Johns Hopkins University will resume normal operations on Wednesday after being shut down for two days due to Hurricane Sandy.
The storm system made landfall Monday night in southern New Jersey and brought heavy rain and strong wind gusts to the Baltimore metropolitan area throughout the day and night. The university was closed Tuesday as the remnants of the storm lingered in the region and across much of the Northeast, but rain had tapered off and winds had died down considerably by Tuesday morning. There were reports of minor leaking and flooding on the Homewood campus, and at least one downed tree, but no injuries and no power loss, according to a university official.

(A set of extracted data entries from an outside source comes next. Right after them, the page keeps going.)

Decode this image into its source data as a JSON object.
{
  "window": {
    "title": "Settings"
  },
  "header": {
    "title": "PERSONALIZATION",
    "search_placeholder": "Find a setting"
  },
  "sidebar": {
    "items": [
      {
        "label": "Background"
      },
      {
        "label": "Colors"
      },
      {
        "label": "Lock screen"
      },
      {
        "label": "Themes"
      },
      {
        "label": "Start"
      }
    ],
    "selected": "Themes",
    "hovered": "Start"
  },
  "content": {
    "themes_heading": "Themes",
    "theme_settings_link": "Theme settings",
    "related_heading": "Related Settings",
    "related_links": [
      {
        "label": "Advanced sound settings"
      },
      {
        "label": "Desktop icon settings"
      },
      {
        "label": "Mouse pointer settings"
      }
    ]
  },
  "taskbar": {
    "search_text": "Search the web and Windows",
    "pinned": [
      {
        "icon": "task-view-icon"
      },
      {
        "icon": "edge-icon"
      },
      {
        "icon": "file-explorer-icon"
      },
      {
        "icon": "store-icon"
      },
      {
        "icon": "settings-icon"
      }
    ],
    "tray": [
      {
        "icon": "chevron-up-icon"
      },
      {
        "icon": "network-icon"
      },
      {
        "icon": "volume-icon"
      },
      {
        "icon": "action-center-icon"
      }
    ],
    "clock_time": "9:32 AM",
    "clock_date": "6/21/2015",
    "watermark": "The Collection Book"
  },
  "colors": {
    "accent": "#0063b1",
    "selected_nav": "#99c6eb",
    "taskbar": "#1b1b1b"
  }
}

"The storm has passed and the university appears, with a few exceptions, to have weathered it well," Daniel G. Ennis, senior vice president for finance and administration, and Jonathan A. Bagger, interim provost and senior vice president for academic affairs, said in an email message to faculty, staff, and students on Tuesday afternoon. "That is due, in no small part, to the tireless efforts of hundreds of our colleagues. Roofers clearing gutters and drains in high winds. Custodians and grounds crew members responding to leaks and floods. Dining services employees keeping their kitchens and serving lines going. Security officers. Housing and Residential Life employees and RAs. Faculty and staff involved in patient care. Electricians and plumbers. Shuttle drivers. Parking employees. IT staffers. And so many, many more."
"On behalf of President Daniels," the message continued, "we want to thank everyone who spent so much time and devoted so much energy to ensuring that Hurricane Sandy's impact on Johns Hopkins was as minimal as we could make it. It was an outstanding effort."
University shuttles will resume operations Wednesday on a normal schedule. Any exceptions to normal operations will be announced by individual divisions.